Chemical analysis revealed that the crust is indeed made of polyethylene, a material widely used in plastic bags and food packaging. According to the researchers, the polyethylene that clings to the shoreline now covers nearly 10 % of the rock surface. The team also found evidence that algae eating sea snails (Littorina littorea) were equally comfortable on the plastic crust as they were on the rock, suggesting that they could ingest plastic as well as algae. More research should tell us how widespread the problem is and what impact it could have on the surrounding wildlife, but for now, scientists just want to draw attention to the problem.
 

Anthropocene Markers

This discovery is similar to one made in 2014 by research teams at the University of Ontario who uncovered how man-made plastic manages to bond intimately with rock, resulting in a new material called plastiglomerates, rock-like substances made from molten plastic and organic debris.
 
According to these researchThe degradation of plastic is a slow process that can occur mechanically, chemically (thermo- or photo-oxidation), and to a lesser degree biologically. The persistence of plastics in the environment has been estimated to be in the order of hundreds of thousands of years, although this longevity may increase with climate. A recent study examining the accumulation of ocean debris in Monterey Bay, California, at depths of 25 to 3971 metres over a 22-year period shows that 33% of all this debris is composed of plastic waste. Given water temperatures and decreased exposure to UV light at greater depths within and below the photic zone, plastic debris at this depth has a good potential for persistence and eventually becomes part of the history of the rocks. Trapped in the sediment, the plastics mix with the substrate and create new, higher density fragments, called "plastiglomerates".
 
 
This term refers to a multi-composite material, hardened by agglutination of molten rock and plastics. This material is formed from combinations of basalt, corals, shells, and woody debris cemented together with grains of sand in a plastic matrix.

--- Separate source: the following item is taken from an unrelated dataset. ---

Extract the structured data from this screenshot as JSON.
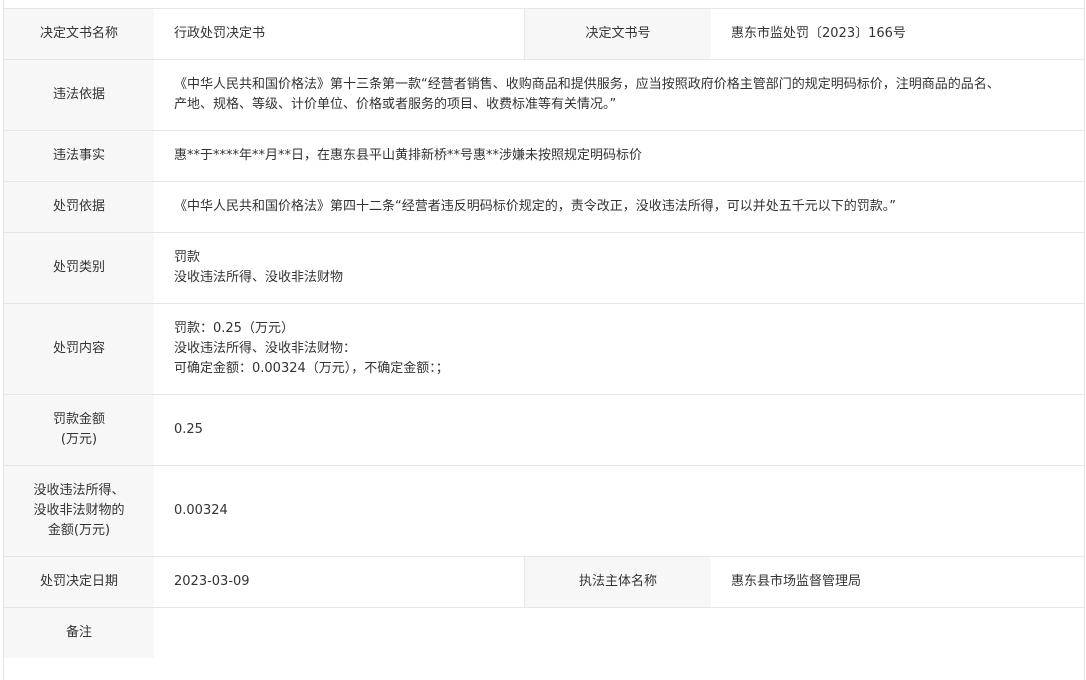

Researchers were able to identify all kinds of plastics used in the composition of these new rocks: fragments of ropes and fishing nets, remains of bottles and packaging, pipes, lids, etc. The researchers were also able to identify a number of other plastics used in the composition of these new rocks.

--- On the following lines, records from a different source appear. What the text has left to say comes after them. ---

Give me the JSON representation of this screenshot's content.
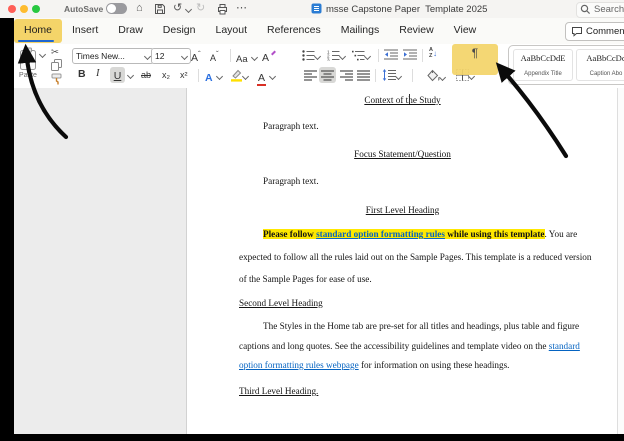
{
  "window": {
    "autosave_label": "AutoSave",
    "doc_title": "msse Capstone Paper  Template 2025",
    "search_label": "Search",
    "comments_label": "Comments"
  },
  "glyphs": {
    "home": "⌂",
    "undo": "↺",
    "redo": "↻",
    "more": "⋯",
    "scissors": "✂",
    "caret_up": "ˆ",
    "caret_down": "ˇ",
    "down_arrow": "↓"
  },
  "tabs": {
    "labels": [
      "Home",
      "Insert",
      "Draw",
      "Design",
      "Layout",
      "References",
      "Mailings",
      "Review",
      "View"
    ],
    "active": "Home"
  },
  "ribbon": {
    "paste_label": "Paste",
    "font_name": "Times New...",
    "font_size": "12",
    "bold": "B",
    "italic": "I",
    "underline": "U",
    "strikethrough": "ab",
    "subscript": "x₂",
    "superscript": "x²",
    "grow_font": "A",
    "shrink_font": "A",
    "change_case": "Aa",
    "clear_formatting": "A",
    "text_effects": "A",
    "font_color": "A",
    "pilcrow": "¶",
    "sort_a": "A",
    "sort_z": "Z",
    "styles": [
      {
        "sample": "AaBbCcDdE",
        "name": "Appendix Title"
      },
      {
        "sample": "AaBbCcDc",
        "name": "Caption Abo"
      }
    ]
  },
  "document": {
    "heading_context": "Context of the Study",
    "paragraph_text_1": "Paragraph text.",
    "heading_focus": "Focus Statement/Question",
    "paragraph_text_2": "Paragraph text.",
    "heading_first": "First Level Heading",
    "highlight_pre": "Please follow ",
    "highlight_link": "standard option formatting rules",
    "highlight_post": " while using this template",
    "sentence_after_highlight": ". You are",
    "body1_line2": "expected to follow all the rules laid out on the Sample Pages. This template is a reduced version",
    "body1_line3": "of the Sample Pages for ease of use.",
    "heading_second": "Second Level Heading",
    "body2_line1": "The Styles in the Home tab are pre-set for all titles and headings, plus table and figure",
    "body2_line2_pre": "captions and long quotes. See the accessibility guidelines and template video on the ",
    "body2_line2_link": "standard",
    "body2_line3_link": "option formatting rules webpage",
    "body2_line3_post": " for information on using these headings.",
    "heading_third": "Third Level Heading."
  },
  "colors": {
    "annotation_highlight": "#f4d469",
    "active_tab_accent": "#1e66d0",
    "hyperlink": "#0563c1",
    "text_highlight": "#ffe800"
  }
}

For researchers, this new material, which is likely to be found all over the planet, is a new geological marker, that of the Anthropocene. This expression, coined in 2000 by Nobel Prize winner Paul Crutzen, is used to identify the geological epoch in which we live; an epoch that would have begun with the industrial revolution, and would thus succeed the Holocene.
On a geological scale, our plastics are thus becoming the future fossils of our time. And that's nothing to be happy about.